Roy Bhandari: Perfect.
Brian Brown: As you know, I have a thing for pingpong, so we wanted to make sure that that was also incorporated into our building.
Roy Bhandari: Is there anything I missed, I didn’t ask about Panda that you said, “You know what, this is something we should have talked about.”
Brian Brown: I think you covered off everything, to be honest with you. It’s an exciting project. We don’t [crosstalk 00:17:34].
Roy Bhandari: Walk Score. I want to make sure we … Everybody knows …
Brian Brown: Walk Score is 100 and … I think it’s 80. So, 100 for walking, 100 for TTC or public transit, and biking, it’s around an 80 score. So, very, very strong.
Roy Bhandari: Actually, 100 is not … We don’t see that very often. We see 98, we see 90, but 100-100 is very, very good. We’re really excited about Panda. I know there’s a lot of excitement in the market. I know this is something that you’ve been working on for many, many years now. We’re very excited to work on it. So, if our clients are interested in purchasing, what do they need to do?

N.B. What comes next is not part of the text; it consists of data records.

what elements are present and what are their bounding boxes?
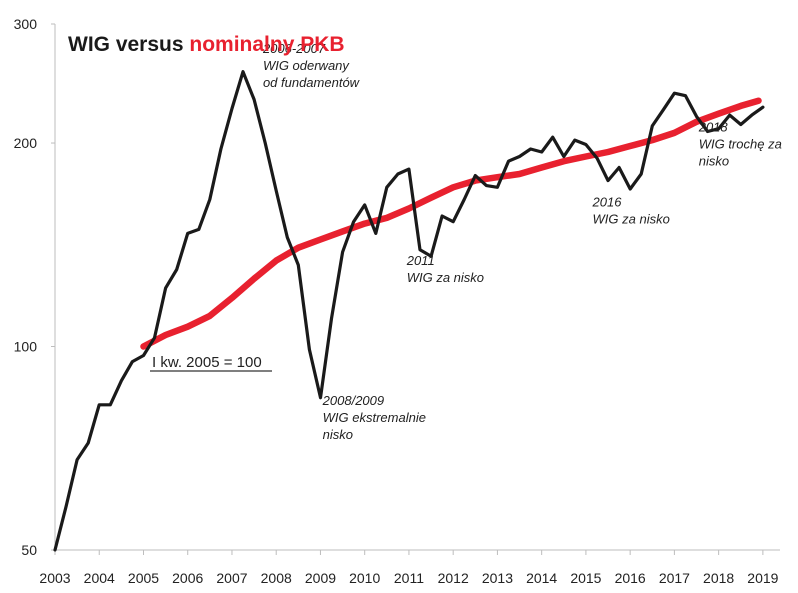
annotation: 2008/2009 WIG ekstremalnie nisko <box>322 393 426 442</box>
wig-line <box>53 70 765 552</box>
annotation-line: 2006-2007 <box>262 41 326 56</box>
y-tick-label: 200 <box>14 135 38 151</box>
y-tick-label: 100 <box>14 339 38 355</box>
annotation-line: 2011 <box>406 253 435 268</box>
x-tick-label: 2008 <box>261 570 292 586</box>
x-tick-label: 2007 <box>216 570 247 586</box>
y-tick-label: 300 <box>14 16 38 32</box>
axes-layer: 50 100 200 300 2003 2004 2005 2006 2007 2008 2009 2… <box>14 16 780 586</box>
annotation-line: WIG za nisko <box>593 212 670 227</box>
x-tick-label: 2016 <box>615 570 646 586</box>
y-tick-label: 50 <box>21 542 37 558</box>
x-tick-label: 2018 <box>703 570 734 586</box>
annotation: 2016 WIG za nisko <box>592 195 670 227</box>
x-tick-label: 2009 <box>305 570 336 586</box>
chart-title-part2: nominalny PKB <box>189 33 344 56</box>
x-tick-label: 2010 <box>349 570 380 586</box>
x-tick-label: 2004 <box>84 570 115 586</box>
annotation: 2006-2007 WIG oderwany od fundamentów <box>262 41 361 90</box>
annotation-line: nisko <box>699 154 729 169</box>
annotation: 2011 WIG za nisko <box>406 253 484 285</box>
annotation-line: od fundamentów <box>263 75 361 90</box>
x-tick-label: 2013 <box>482 570 513 586</box>
x-tick-label: 2011 <box>394 570 424 586</box>
pkb-line <box>140 97 762 350</box>
chart-title: WIG versus nominalny PKB <box>68 33 345 56</box>
x-tick-label: 2012 <box>438 570 469 586</box>
x-tick-label: 2019 <box>747 570 778 586</box>
annotation-line: nisko <box>323 427 353 442</box>
x-tick-label: 2005 <box>128 570 159 586</box>
annotations-layer: 2006-2007 WIG oderwany od fundamentów 2008/… <box>262 41 782 442</box>
annotation-line: 2018 <box>698 120 729 135</box>
x-tick-label: 2015 <box>570 570 601 586</box>
x-tick-label: 2014 <box>526 570 557 586</box>
annotation-line: 2008/2009 <box>322 393 384 408</box>
x-tick-label: 2003 <box>39 570 70 586</box>
chart-title-part1: WIG versus <box>68 33 189 56</box>
x-tick-label: 2006 <box>172 570 203 586</box>
annotation-line: WIG oderwany <box>263 58 350 73</box>
annotation-line: 2016 <box>592 195 623 210</box>
annotation-line: WIG za nisko <box>407 270 484 285</box>
annotation-line: WIG ekstremalnie <box>323 410 426 425</box>
baseline-label: I kw. 2005 = 100 <box>152 354 262 371</box>
series-layer <box>53 70 765 552</box>
annotation: 2018 WIG trochę za nisko <box>698 120 782 169</box>
x-tick-label: 2017 <box>659 570 690 586</box>
annotation-line: WIG trochę za <box>699 137 782 152</box>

Brian Brown: They need to talk to this guy.
Roy Bhandari: This guy. Yeah, you know what, it’s all about relationships in this world.
Brian Brown: It is. We don’t really go broadly into the market. Relationships, as you mentioned, are very important for us. We have a core group of people that have been very good to us over the years. Loyalty, just because it’s a family business and we know how people grow their own businesses. So, we support those that support us. We’ve done that over the years.
Roy Bhandari: Well, we’re really excited, and we look forward to bringing you some deals.
Brian Brown: Sounds good.
Roy Bhandari: Thank you very much, Brian.